00:00 Find the algebraic representation for function

00:04 Use formula to find slope using 2 points

00:12 In each point, left number represents X-axis and right Y

00:17 Plot points according to data and find slope

00:31 This is the line's slope

00:34 Now use the line equation

00:38 Plot point according to data

00:43 Plot slope and solve to find intersection point (B)

00:55 Isolate intersection point (B)

01:02 This is the intersection point with Y-axis

01:08 Now plot intersection point and slope in line equation

01:24 This is the solution to the question

Step-by-Step Solution

To find the equation of the line passing through the points $(9, 10)$ and $(99, 100)$ , follow these steps:

Step 1: Determine the slope, $m$ , of the line.
Step 2: Use one point and the calculated slope to find the equation of the line.
Step 3: Simplify to find the line's equation in slope-intercept form.
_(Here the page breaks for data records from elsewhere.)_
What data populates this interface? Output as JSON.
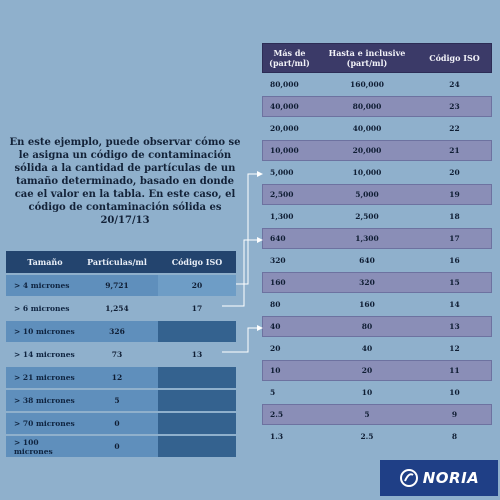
{
  "explanation": "En este ejemplo, puede observar cómo se le asigna un código de contaminación sólida a la cantidad de partículas de un tamaño determinado, basado en donde cae el valor en la tabla. En este caso, el código de contaminación sólida es 20/17/13",
  "iso_table": {
    "headers": {
      "more_than": "Más de (part/ml)",
      "up_to": "Hasta e inclusive (part/ml)",
      "code": "Código ISO"
    },
    "rows": [
      {
        "more_than": "80,000",
        "up_to": "160,000",
        "code": "24"
      },
      {
        "more_than": "40,000",
        "up_to": "80,000",
        "code": "23"
      },
      {
        "more_than": "20,000",
        "up_to": "40,000",
        "code": "22"
      },
      {
        "more_than": "10,000",
        "up_to": "20,000",
        "code": "21"
      },
      {
        "more_than": "5,000",
        "up_to": "10,000",
        "code": "20"
      },
      {
        "more_than": "2,500",
        "up_to": "5,000",
        "code": "19"
      },
      {
        "more_than": "1,300",
        "up_to": "2,500",
        "code": "18"
      },
      {
        "more_than": "640",
        "up_to": "1,300",
        "code": "17"
      },
      {
        "more_than": "320",
        "up_to": "640",
        "code": "16"
      },
      {
        "more_than": "160",
        "up_to": "320",
        "code": "15"
      },
      {
        "more_than": "80",
        "up_to": "160",
        "code": "14"
      },
      {
        "more_than": "40",
        "up_to": "80",
        "code": "13"
      },
      {
        "more_than": "20",
        "up_to": "40",
        "code": "12"
      },
      {
        "more_than": "10",
        "up_to": "20",
        "code": "11"
      },
      {
        "more_than": "5",
        "up_to": "10",
        "code": "10"
      },
      {
        "more_than": "2.5",
        "up_to": "5",
        "code": "9"
      },
      {
        "more_than": "1.3",
        "up_to": "2.5",
        "code": "8"
      }
    ]
  },
  "particle_table": {
    "headers": {
      "size": "Tamaño",
      "particles": "Partículas/ml",
      "code": "Código ISO"
    },
    "rows": [
      {
        "size": "> 4 micrones",
        "particles": "9,721",
        "code": "20"
      },
      {
        "size": "> 6 micrones",
        "particles": "1,254",
        "code": "17"
      },
      {
        "size": "> 10 micrones",
        "particles": "326",
        "code": ""
      },
      {
        "size": "> 14 micrones",
        "particles": "73",
        "code": "13"
      },
      {
        "size": "> 21 micrones",
        "particles": "12",
        "code": ""
      },
      {
        "size": "> 38 micrones",
        "particles": "5",
        "code": ""
      },
      {
        "size": "> 70 micrones",
        "particles": "0",
        "code": ""
      },
      {
        "size": "> 100 micrones",
        "particles": "0",
        "code": ""
      }
    ]
  },
  "logo": {
    "text": "NORIA"
  },
  "colors": {
    "iso_header": "#3b3a68",
    "iso_band": "#8a8eb7",
    "particle_header": "#23446e",
    "particle_band": "#5f8fbc",
    "logo_bg": "#1f3f86"
  }
}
Step 1: Calculate the slope $m$ using the formula:
$m = \frac{100 - 10}{99 - 9} = \frac{90}{90} = 1$ .

Step 2: Now, use the point $(9, 10)$ and the point-slope form:
$y - 10 = 1 \cdot (x - 9)$ .

Step 3: Simplify this equation:
$y - 10 = x - 9$
$y = x + 1$ .

Thus, the equation of the line is $y = x + 1$ , matching answer choice (2).